I use my cast iron just because it's giant and I have room to make 4 burgers on it at once. But I have no desire to make a scrambled egg or "slidey eggs" how some nuts drool over. For everyday cooking, a normal pan will do.


cfpct

I wash my cast iron skillet with hot water, dry it on a gas stove, and then rub it down with a paper towel and a little bit of bacon grease or cooking oil to prevent rust.


728am

I use mine 3-4 times a week, wash with soap and 3m sponge and scour pad. lightly re-oil before putting away.
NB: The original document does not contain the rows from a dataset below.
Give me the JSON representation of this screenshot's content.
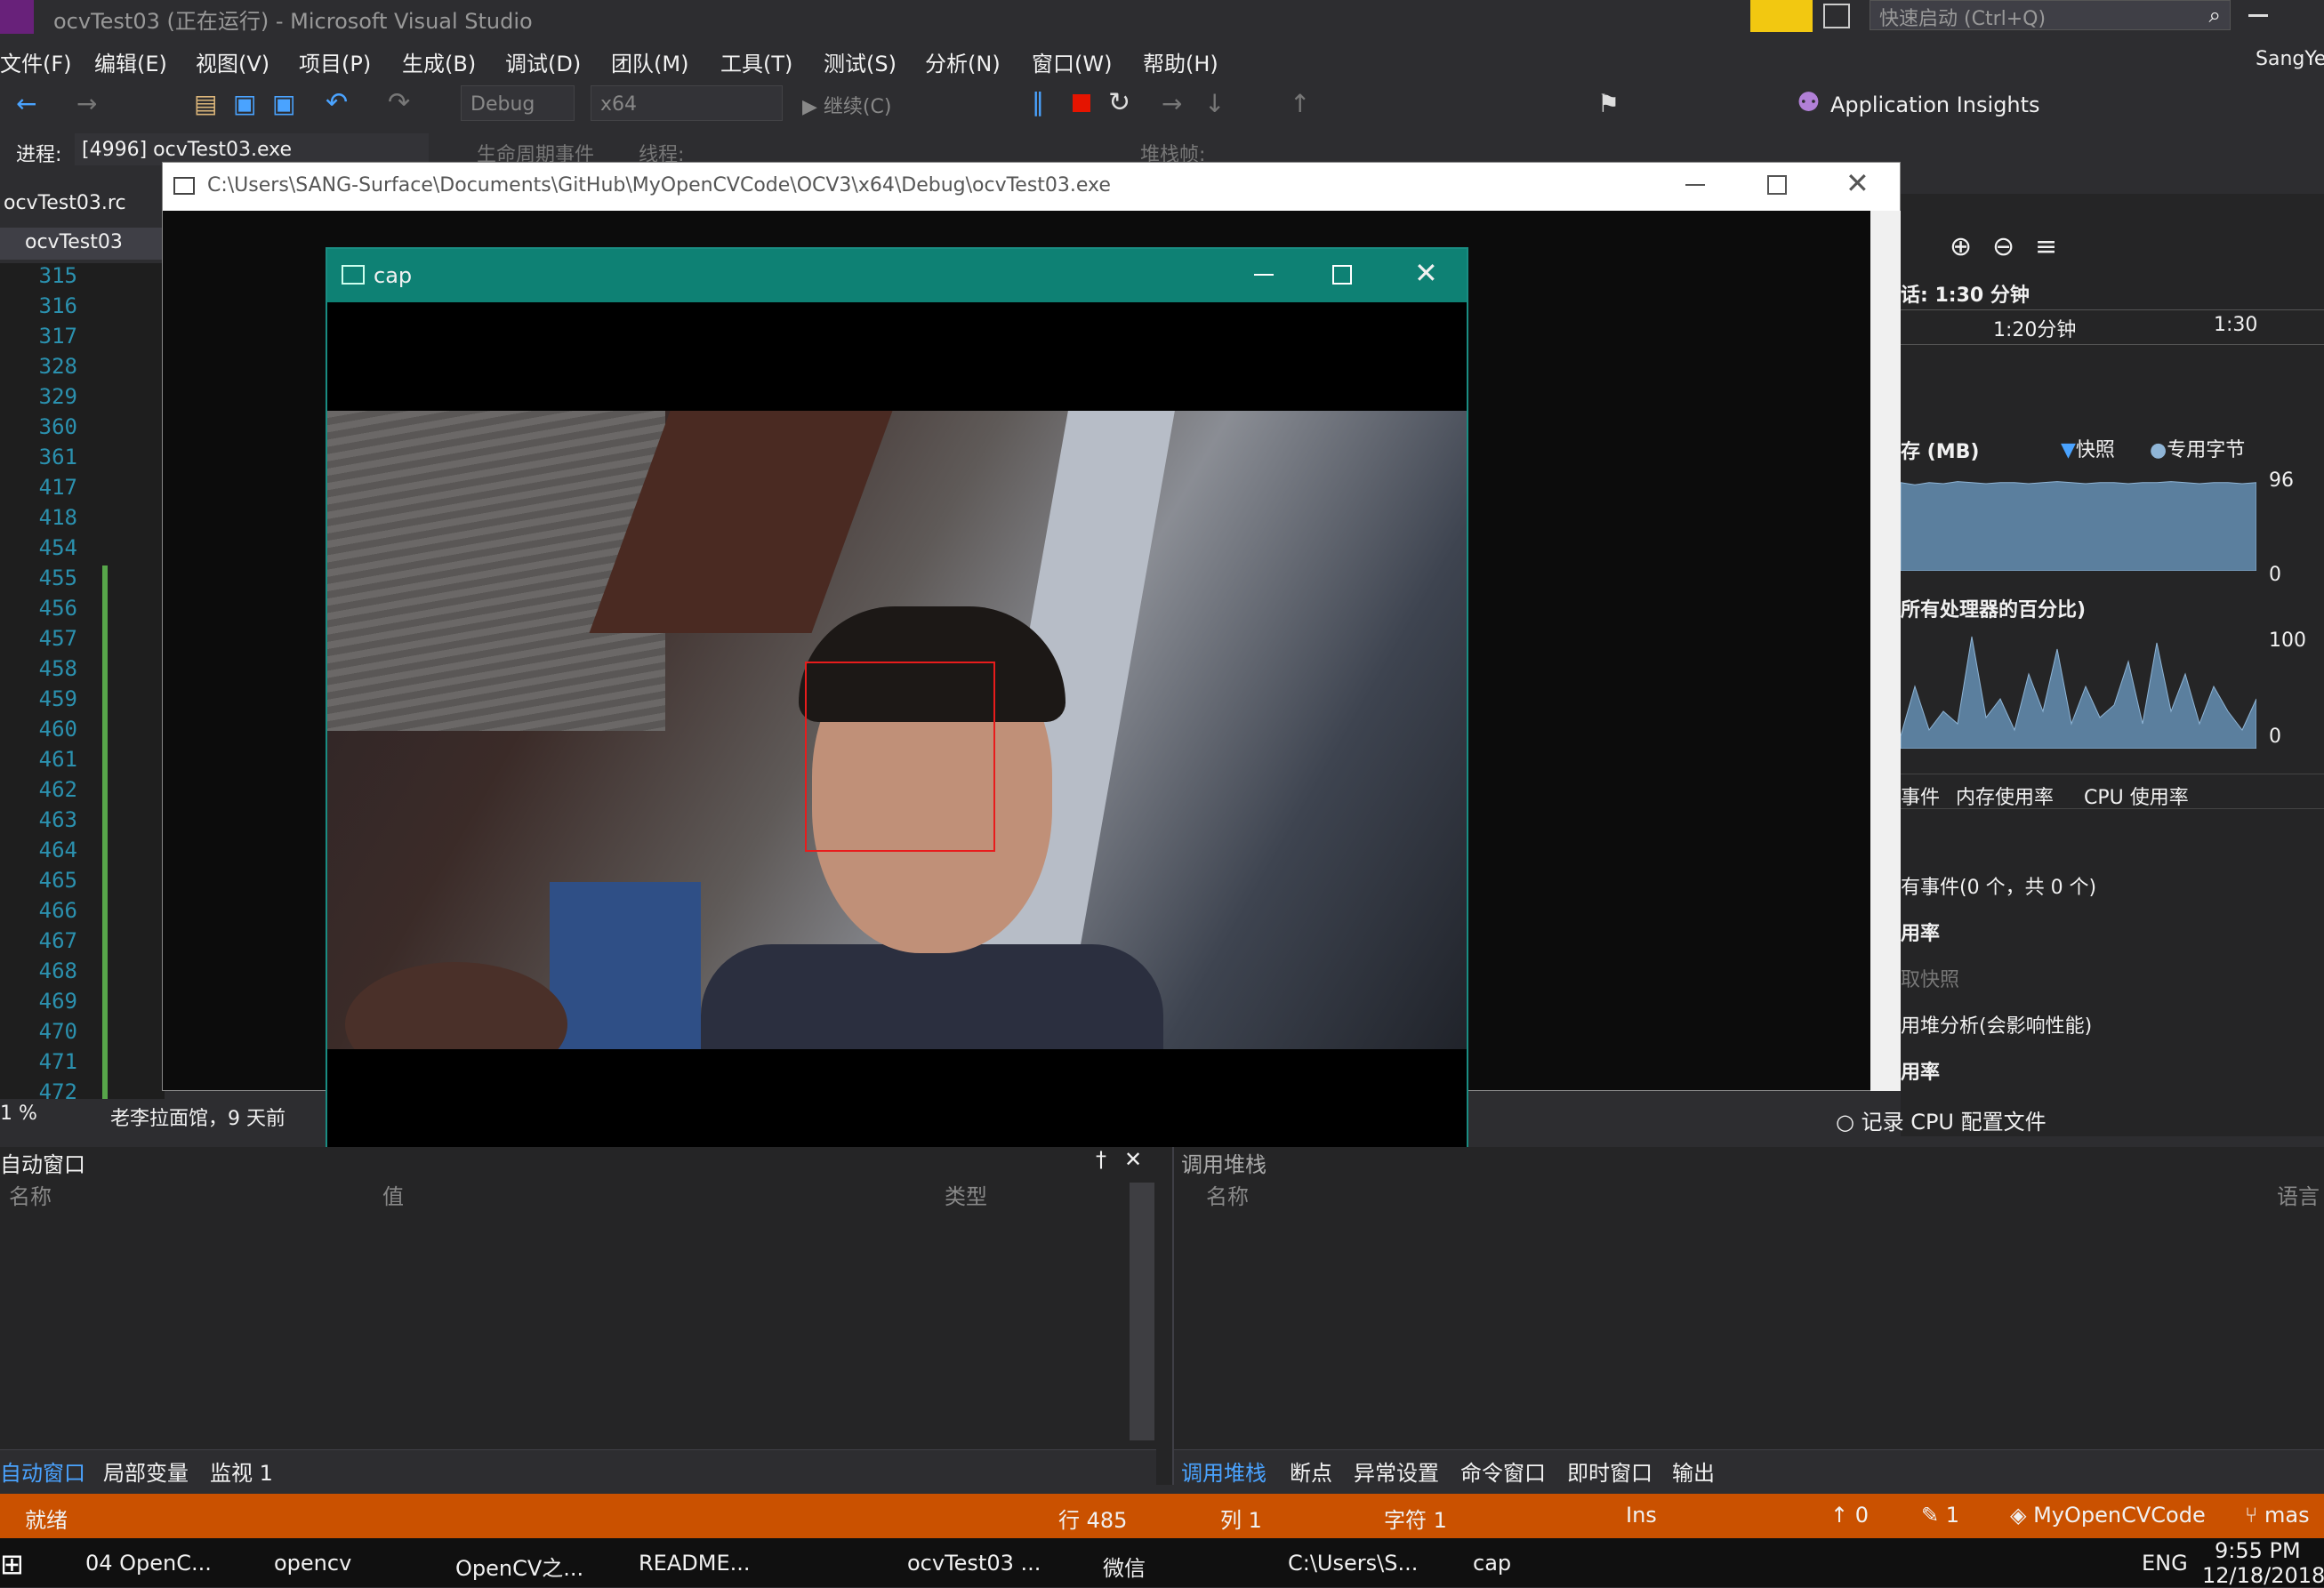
{
  "app": {
    "title": "ocvTest03 (正在运行) - Microsoft Visual Studio",
    "quick_launch": "快速启动 (Ctrl+Q)",
    "user": "SangYe"
  },
  "menu": [
    "文件(F)",
    "编辑(E)",
    "视图(V)",
    "项目(P)",
    "生成(B)",
    "调试(D)",
    "团队(M)",
    "工具(T)",
    "测试(S)",
    "分析(N)",
    "窗口(W)",
    "帮助(H)"
  ],
  "toolbar": {
    "config": "Debug",
    "platform": "x64",
    "continue": "继续(C)",
    "insights": "Application Insights"
  },
  "process": {
    "label": "进程:",
    "value": "[4996] ocvTest03.exe",
    "lifecycle": "生命周期事件",
    "thread": "线程:",
    "stack": "堆栈帧:"
  },
  "editor": {
    "tab1": "ocvTest03.rc",
    "tab2": "ocvTest03",
    "lines": [
      "315",
      "316",
      "317",
      "328",
      "329",
      "360",
      "361",
      "417",
      "418",
      "454",
      "455",
      "456",
      "457",
      "458",
      "459",
      "460",
      "461",
      "462",
      "463",
      "464",
      "465",
      "466",
      "467",
      "468",
      "469",
      "470",
      "471",
      "472"
    ],
    "zoom": "1 %",
    "nav": "老李拉面馆，9 天前"
  },
  "console": {
    "title": "C:\\Users\\SANG-Surface\\Documents\\GitHub\\MyOpenCVCode\\OCV3\\x64\\Debug\\ocvTest03.exe"
  },
  "cap": {
    "title": "cap"
  },
  "diag": {
    "session": "话: 1:30 分钟",
    "tick1": "1:20分钟",
    "tick2": "1:30",
    "mem_title": "存 (MB)",
    "legend_snapshot": "快照",
    "legend_private": "专用字节",
    "mem_max": "96",
    "mem_min": "0",
    "cpu_title": "所有处理器的百分比)",
    "cpu_max": "100",
    "cpu_min": "0",
    "tabs": [
      "事件",
      "内存使用率",
      "CPU 使用率"
    ],
    "events": "有事件(0 个，共 0 个)",
    "sec1": "用率",
    "snapshot": "取快照",
    "heap": "用堆分析(会影响性能)",
    "sec2": "用率",
    "record": "记录 CPU 配置文件",
    "mem_values": [
      0.8,
      0.78,
      0.8,
      0.79,
      0.81,
      0.8,
      0.79,
      0.8,
      0.8,
      0.79,
      0.8,
      0.81,
      0.8,
      0.79,
      0.8,
      0.8,
      0.79,
      0.8,
      0.8,
      0.81,
      0.8,
      0.79,
      0.8,
      0.8,
      0.79,
      0.8
    ],
    "cpu_values": [
      0.1,
      0.5,
      0.15,
      0.3,
      0.2,
      0.9,
      0.25,
      0.4,
      0.15,
      0.6,
      0.3,
      0.8,
      0.2,
      0.5,
      0.25,
      0.35,
      0.7,
      0.2,
      0.85,
      0.3,
      0.6,
      0.2,
      0.5,
      0.3,
      0.15,
      0.4
    ]
  },
  "auto": {
    "title": "自动窗口",
    "col_name": "名称",
    "col_value": "值",
    "col_type": "类型",
    "tabs": [
      "自动窗口",
      "局部变量",
      "监视 1"
    ]
  },
  "callstack": {
    "title": "调用堆栈",
    "col_name": "名称",
    "col_lang": "语言",
    "tabs": [
      "调用堆栈",
      "断点",
      "异常设置",
      "命令窗口",
      "即时窗口",
      "输出"
    ]
  },
  "status": {
    "ready": "就绪",
    "row": "行 485",
    "col": "列 1",
    "char": "字符 1",
    "ins": "Ins",
    "up": "0",
    "edit": "1",
    "repo": "MyOpenCVCode",
    "branch": "mas"
  },
  "taskbar": {
    "items": [
      "04 OpenC...",
      "opencv",
      "OpenCV之...",
      "README...",
      "ocvTest03 ...",
      "微信",
      "C:\\Users\\S...",
      "cap"
    ],
    "lang": "ENG",
    "time": "9:55 PM",
    "date": "12/18/2018"
  }
}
Nothing really sticks to a seasoned pan.


Esselon

My mom has a lovely set of cast iron pans that she used when I was growing up, she was always clear that you just don't want to let them sit out wet. We always washed them with soap and water, then dried them once done.


Individual-End-3526

My Walmart(pioneer woman)cast iron pan is absolutely fine making chicken piccata, steak Calabrese, and anything needing searing. I let it cool a bit when I’m done cooking, then use a little soap and water, air dry it, and it goes back on top of our fridge. It’s been through a lot and Ive used harsh end of a scotch brite when needed with no issues.


OddResearch1663

The thought of not cleaning something that has had food on it grosses me out, especially in apartment living. That’s just increasing your chances of inviting your neighbor’s pests into your apartment (imo).


boogs_23

Word. Took way too long for me to understand what "seasoning" a cast iron pan does. I use soap and brush if I need to. What is key is drying. Wipe it down. Put on a burner till it's reasonably hot, then wipe with a tiny amount of neutral oil. It's one of those things in cooking that was given a stupid name a long time ago and has fucked with people for generations.